「あ。おはよう…ございます?」

寝室から出て来たリュユージュに、マクシムは首を傾げながら取って付けたような敬語で挨拶をした。

「おはよう。」

リュユージュは身支度を整える為、洗面所へと向かった。その背中は疲労感に満ちており、覇気が無い。

「大丈夫か?すげえダルそうだけど。」

「うん。寝不足。」

「それ、寝不足ってさ…、」

言葉を切るマクシムをリュユージュは訝しむ。

「なに。」

「あ、いや。今夜は早く寝ろよ。」

「残業にならなきゃ、僕だってそうしたいよ。」

━━良かった、腫れてない。

鏡の前で左の口端の傷を確認すると、彼は乱暴に顔を洗った。

ふと、自身の右手首が視界に入る。内出血の痕を、苦々しく睨み付けた。



「君、今日公休だよね。悪いんだけど、ちょっと頼まれてくれない?」

着替えを済ませたリュユージュは、財布から取り出した金をマクシムに渡す。

「昼までにセイクレッドがここに戻るから、昼食を用意しておいて欲しいんだ。必要なら、これで君のも一緒に。」

「ああ、いいぜ。分かった。」

「今日って予定ある?それなら何か詰めてあるやつ買って来てもらって、置いといてくれれば充分だから。」

「いや。特に何にもないから、俺もここで一緒に食わしてもらおっかな。」

「飲み物は冷蔵庫の自由にどうぞ。」

彼はネクタイを締め、上着を手に取った。

「んじゃ、行ってら。」

ひらひらと手を振るマクシムを、革靴に片足を突っ込んだリュユージュが振り返る。

「ん?どうした?忘れ物か?」

「ううん。行って…来ます。」

━━いつ以来かな、誰かに見送られるのなんて。

宿舎の廊下を歩きながら、リュユージュは鼻を掻いた。






━━ちょっと見るだけならバレねえよな。

マクシムはきょろきょろとしながら、そっと寝室へと入った。其処はベッドしか無い、予想以上にがらんとした空間だった。

━━夜中に誰か来てたような気がしたんだが…。

昨夜の紛擾の痕跡など微塵も残されておらず、とても清潔に整えられている。埃一つ落ちてはいない。

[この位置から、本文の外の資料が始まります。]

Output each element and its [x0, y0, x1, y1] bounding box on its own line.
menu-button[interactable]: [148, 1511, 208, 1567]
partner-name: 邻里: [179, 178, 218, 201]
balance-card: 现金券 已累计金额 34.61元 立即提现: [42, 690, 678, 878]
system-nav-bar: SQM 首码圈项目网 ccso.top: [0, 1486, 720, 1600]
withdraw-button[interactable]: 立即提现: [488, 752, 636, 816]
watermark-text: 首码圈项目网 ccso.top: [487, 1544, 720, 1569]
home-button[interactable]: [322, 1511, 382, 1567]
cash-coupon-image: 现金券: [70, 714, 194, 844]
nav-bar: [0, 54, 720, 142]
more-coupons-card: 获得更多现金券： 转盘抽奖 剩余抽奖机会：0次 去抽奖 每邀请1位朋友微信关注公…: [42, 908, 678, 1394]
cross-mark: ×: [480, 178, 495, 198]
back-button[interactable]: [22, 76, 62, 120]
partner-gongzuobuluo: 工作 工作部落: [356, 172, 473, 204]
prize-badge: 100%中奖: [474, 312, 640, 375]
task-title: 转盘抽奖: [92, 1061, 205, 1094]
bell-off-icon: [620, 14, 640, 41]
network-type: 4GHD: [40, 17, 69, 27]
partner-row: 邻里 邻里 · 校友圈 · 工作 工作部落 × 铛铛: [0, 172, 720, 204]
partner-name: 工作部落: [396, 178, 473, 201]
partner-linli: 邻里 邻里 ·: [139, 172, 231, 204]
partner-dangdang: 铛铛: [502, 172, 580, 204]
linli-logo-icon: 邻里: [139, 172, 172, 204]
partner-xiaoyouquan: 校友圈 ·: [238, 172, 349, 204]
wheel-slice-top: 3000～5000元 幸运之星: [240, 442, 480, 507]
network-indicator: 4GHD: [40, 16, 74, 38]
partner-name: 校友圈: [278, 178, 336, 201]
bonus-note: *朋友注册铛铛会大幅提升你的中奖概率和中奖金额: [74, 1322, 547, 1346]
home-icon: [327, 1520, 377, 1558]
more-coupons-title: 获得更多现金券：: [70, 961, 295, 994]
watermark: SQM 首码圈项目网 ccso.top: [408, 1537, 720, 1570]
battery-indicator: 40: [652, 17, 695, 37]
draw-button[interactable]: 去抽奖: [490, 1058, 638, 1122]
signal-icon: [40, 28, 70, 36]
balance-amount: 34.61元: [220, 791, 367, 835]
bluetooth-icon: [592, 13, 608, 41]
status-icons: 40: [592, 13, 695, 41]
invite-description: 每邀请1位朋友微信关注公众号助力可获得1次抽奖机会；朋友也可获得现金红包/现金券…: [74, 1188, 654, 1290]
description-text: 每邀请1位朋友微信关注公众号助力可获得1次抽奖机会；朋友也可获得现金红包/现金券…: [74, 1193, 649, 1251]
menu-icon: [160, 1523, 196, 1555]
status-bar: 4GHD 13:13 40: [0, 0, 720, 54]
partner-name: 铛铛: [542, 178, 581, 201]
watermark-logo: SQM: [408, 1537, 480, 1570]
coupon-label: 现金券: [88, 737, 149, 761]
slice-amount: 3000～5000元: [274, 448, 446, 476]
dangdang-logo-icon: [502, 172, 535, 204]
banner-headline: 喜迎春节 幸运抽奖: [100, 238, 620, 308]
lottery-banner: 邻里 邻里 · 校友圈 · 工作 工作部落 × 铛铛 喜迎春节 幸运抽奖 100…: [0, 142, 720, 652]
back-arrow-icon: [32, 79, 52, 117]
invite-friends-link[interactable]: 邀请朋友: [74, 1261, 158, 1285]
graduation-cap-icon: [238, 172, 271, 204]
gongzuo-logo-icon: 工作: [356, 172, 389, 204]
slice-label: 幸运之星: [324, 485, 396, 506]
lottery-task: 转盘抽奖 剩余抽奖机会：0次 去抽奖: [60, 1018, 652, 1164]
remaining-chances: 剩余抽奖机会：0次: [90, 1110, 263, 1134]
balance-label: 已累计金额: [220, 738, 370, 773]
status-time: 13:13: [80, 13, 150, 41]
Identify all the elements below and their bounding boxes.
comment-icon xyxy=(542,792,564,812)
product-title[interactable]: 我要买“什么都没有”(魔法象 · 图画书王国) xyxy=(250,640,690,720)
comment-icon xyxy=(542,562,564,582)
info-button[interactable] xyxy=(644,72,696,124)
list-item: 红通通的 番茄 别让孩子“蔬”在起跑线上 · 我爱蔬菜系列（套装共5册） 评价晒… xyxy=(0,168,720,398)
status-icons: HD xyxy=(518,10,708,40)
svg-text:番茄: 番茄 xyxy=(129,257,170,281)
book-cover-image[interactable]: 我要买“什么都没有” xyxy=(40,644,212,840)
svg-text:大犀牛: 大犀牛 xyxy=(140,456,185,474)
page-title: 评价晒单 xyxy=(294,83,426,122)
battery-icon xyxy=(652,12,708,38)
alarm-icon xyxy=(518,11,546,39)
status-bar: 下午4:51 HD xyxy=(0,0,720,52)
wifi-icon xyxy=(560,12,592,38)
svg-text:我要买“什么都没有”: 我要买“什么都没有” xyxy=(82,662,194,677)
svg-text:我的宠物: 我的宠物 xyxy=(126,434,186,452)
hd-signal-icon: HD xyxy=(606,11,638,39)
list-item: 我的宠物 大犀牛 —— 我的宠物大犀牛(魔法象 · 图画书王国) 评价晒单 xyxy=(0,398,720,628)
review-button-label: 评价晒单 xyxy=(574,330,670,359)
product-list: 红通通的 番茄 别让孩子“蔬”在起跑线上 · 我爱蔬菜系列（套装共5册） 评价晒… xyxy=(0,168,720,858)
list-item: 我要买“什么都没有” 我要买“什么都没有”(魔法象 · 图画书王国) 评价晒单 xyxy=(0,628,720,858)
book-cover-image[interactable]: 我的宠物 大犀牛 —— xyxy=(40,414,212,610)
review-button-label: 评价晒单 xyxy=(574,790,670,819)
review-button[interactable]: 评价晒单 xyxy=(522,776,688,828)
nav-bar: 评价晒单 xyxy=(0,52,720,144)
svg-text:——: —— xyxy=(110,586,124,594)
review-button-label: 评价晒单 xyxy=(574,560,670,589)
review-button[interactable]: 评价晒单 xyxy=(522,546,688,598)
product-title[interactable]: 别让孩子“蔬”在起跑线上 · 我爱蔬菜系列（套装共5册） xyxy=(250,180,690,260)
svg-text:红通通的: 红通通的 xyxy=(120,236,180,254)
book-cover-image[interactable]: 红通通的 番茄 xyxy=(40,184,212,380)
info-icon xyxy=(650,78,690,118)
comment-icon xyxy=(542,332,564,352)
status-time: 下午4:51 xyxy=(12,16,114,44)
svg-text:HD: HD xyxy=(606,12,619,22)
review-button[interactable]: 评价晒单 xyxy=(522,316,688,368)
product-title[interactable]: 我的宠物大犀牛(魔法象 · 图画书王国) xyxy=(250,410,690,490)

再び室内にぐるりと視線を遣ったマクシムは先程は見逃していたものにぎくりと驚き、近付いた。

━━ええー…。何でこんなもん…。

それは枕元に横たわる、護身用の短剣。

マクシムは溜息を吐きながら、寝室を後にした。



━━何かあってセイクレッドが一旦戻って来たって訳でもなさそうだ。

ソファに戻った彼はどさりと、其処に横臥する。

━━だとしたら、夜襲…?にしては、話し声っぽいのしか聞こえなかったしな。

しかしどうにも気分が落ち着かず起き上がると、ベランダに出た。此処では遠慮して昨夜から我慢していた、煙草に火を点ける。

━━つーか、宿舎の正面玄関も部屋も鍵してるから不法侵入はまずねえだろうし。知り合いにしたって、普通あんな時間に来ねえよな。余程の急用とか?

眩しい陽射しの中を、白い煙が漂う。

━━でもそんなら、アイツあんな落ち着いて出勤してくかな?

マクシムは首を捻りながら煙草を揉み消すと、室内へ戻った。